By Jason Graziadei
I&M Senior Writer
In her 18 years on Nantucket, Amy Wiggin met her husband, had four children, took a job in the school system and thought she had found a home.
That all changed last year, however, when Wiggin and her husband Ken made the difficult decision to uproot their family and move to Mattapoisett, Mass. It wasn’t just that Ken, who works in the heating and air-conditioning field, had found a new job off-island. Wiggin said the cost and realities of raising four children on Nantucket proved to be too much.

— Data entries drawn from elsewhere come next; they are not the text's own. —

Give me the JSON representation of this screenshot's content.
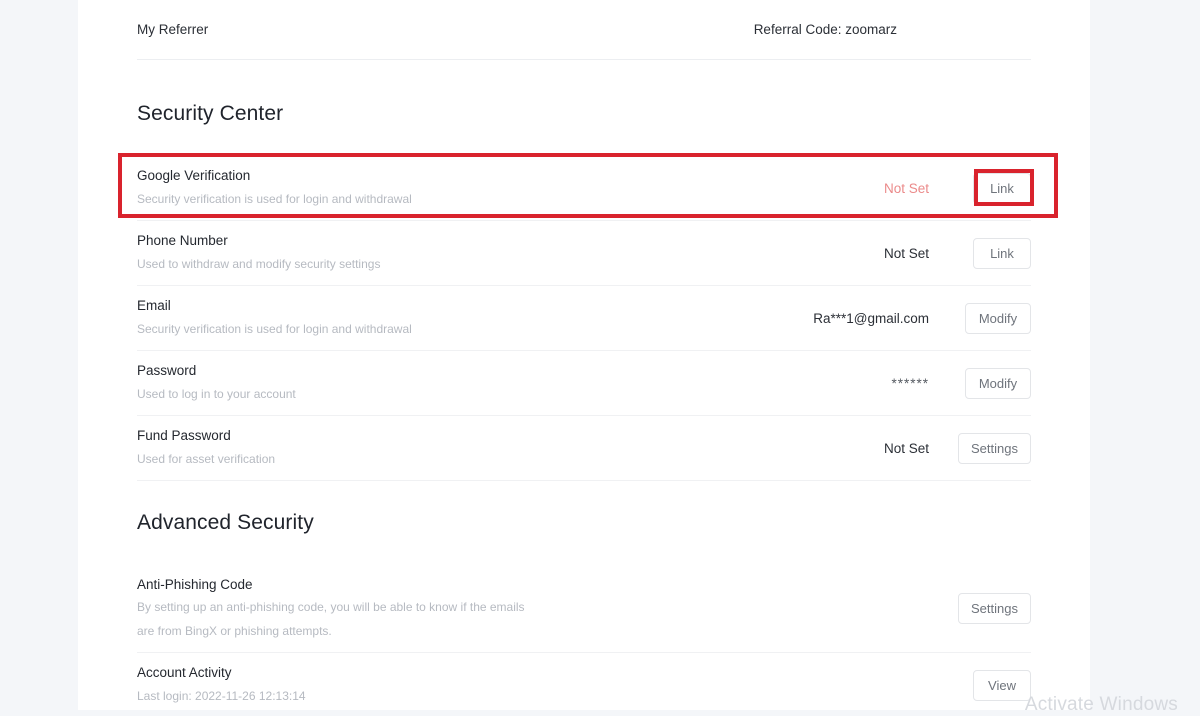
{
  "referrer": {
    "label": "My Referrer",
    "referral_code": "Referral Code: zoomarz"
  },
  "security_center": {
    "title": "Security Center",
    "rows": [
      {
        "title": "Google Verification",
        "desc": "Security verification is used for login and withdrawal",
        "value": "Not Set",
        "value_color": "#eb8a8a",
        "action": "Link"
      },
      {
        "title": "Phone Number",
        "desc": "Used to withdraw and modify security settings",
        "value": "Not Set",
        "value_color": "#2b2f36",
        "action": "Link"
      },
      {
        "title": "Email",
        "desc": "Security verification is used for login and withdrawal",
        "value": "Ra***1@gmail.com",
        "value_color": "#2b2f36",
        "action": "Modify"
      },
      {
        "title": "Password",
        "desc": "Used to log in to your account",
        "value": "******",
        "value_color": "#555a61",
        "action": "Modify"
      },
      {
        "title": "Fund Password",
        "desc": "Used for asset verification",
        "value": "Not Set",
        "value_color": "#2b2f36",
        "action": "Settings"
      }
    ]
  },
  "advanced_security": {
    "title": "Advanced Security",
    "rows": [
      {
        "title": "Anti-Phishing Code",
        "desc_line1": "By setting up an anti-phishing code, you will be able to know if the emails",
        "desc_line2": "are from BingX or phishing attempts.",
        "value": "",
        "action": "Settings"
      },
      {
        "title": "Account Activity",
        "desc": "Last login: 2022-11-26 12:13:14",
        "value": "",
        "action": "View"
      }
    ]
  },
  "annotations": {
    "highlight_color": "#d9232d",
    "highlighted_row": "Google Verification",
    "highlighted_button": "Link"
  },
  "watermark": {
    "text": "Activate Windows"
  }
}
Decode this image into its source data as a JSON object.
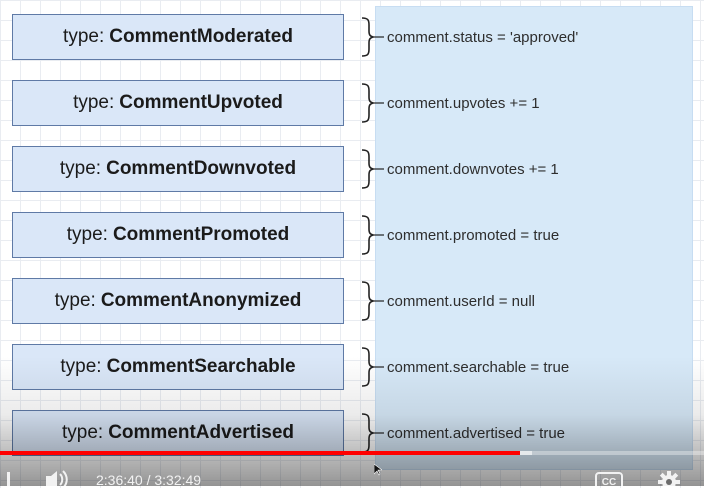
{
  "slide": {
    "events": [
      {
        "prefix": "type:",
        "name": "CommentModerated",
        "effect": "comment.status = 'approved'"
      },
      {
        "prefix": "type:",
        "name": "CommentUpvoted",
        "effect": "comment.upvotes += 1"
      },
      {
        "prefix": "type:",
        "name": "CommentDownvoted",
        "effect": "comment.downvotes += 1"
      },
      {
        "prefix": "type:",
        "name": "CommentPromoted",
        "effect": "comment.promoted = true"
      },
      {
        "prefix": "type:",
        "name": "CommentAnonymized",
        "effect": "comment.userId = null"
      },
      {
        "prefix": "type:",
        "name": "CommentSearchable",
        "effect": "comment.searchable = true"
      },
      {
        "prefix": "type:",
        "name": "CommentAdvertised",
        "effect": "comment.advertised = true"
      }
    ]
  },
  "player": {
    "time_display": "2:36:40 / 3:32:49",
    "progress": 0.738,
    "buffered": 0.755,
    "colors": {
      "progress": "#ff0000"
    },
    "icons": [
      "play-pause-icon",
      "next-icon",
      "volume-icon",
      "captions-icon",
      "settings-icon"
    ]
  }
}
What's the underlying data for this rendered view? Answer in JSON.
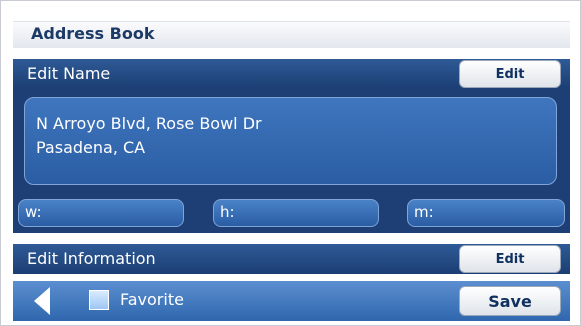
{
  "header": {
    "title": "Address Book"
  },
  "edit_name": {
    "label": "Edit Name",
    "button": "Edit"
  },
  "address": {
    "line1": "N Arroyo Blvd, Rose Bowl Dr",
    "line2": "Pasadena, CA"
  },
  "phones": [
    {
      "label": "w:"
    },
    {
      "label": "h:"
    },
    {
      "label": "m:"
    }
  ],
  "edit_info": {
    "label": "Edit Information",
    "button": "Edit"
  },
  "footer": {
    "favorite_label": "Favorite",
    "save_label": "Save"
  }
}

“The number-one reason we left is my husband got a job off-island, and we tried to commute at first, but it was too hard on the family,” Wiggin said. “I think the biggest obstacle living on Nantucket was your whole life schedule is dictated by the boat schedule, and the cost of living. We have four children, and if my son had to go off for a hockey game or swim meet, it was the cost of the whole family going off-island.”
The Wiggins are not alone. The current economic recession has inflicted a heavy toll on young, working families on Nantucket, as jobs in the construction trades have dried up, and opportunities in other fields have become scarce. The anecdotal evidence of population decline has been abundant this winter: empty streets and storefronts, more parking spaces, a glut of available post-office boxes on Federal Street, and a rising stock of homes and apartments for rent. But has an exodus begun? Are people really leaving the island in significant numbers?
Precise figures are not available, but several telling indicators reveal Nantucket’s population is indeed declining.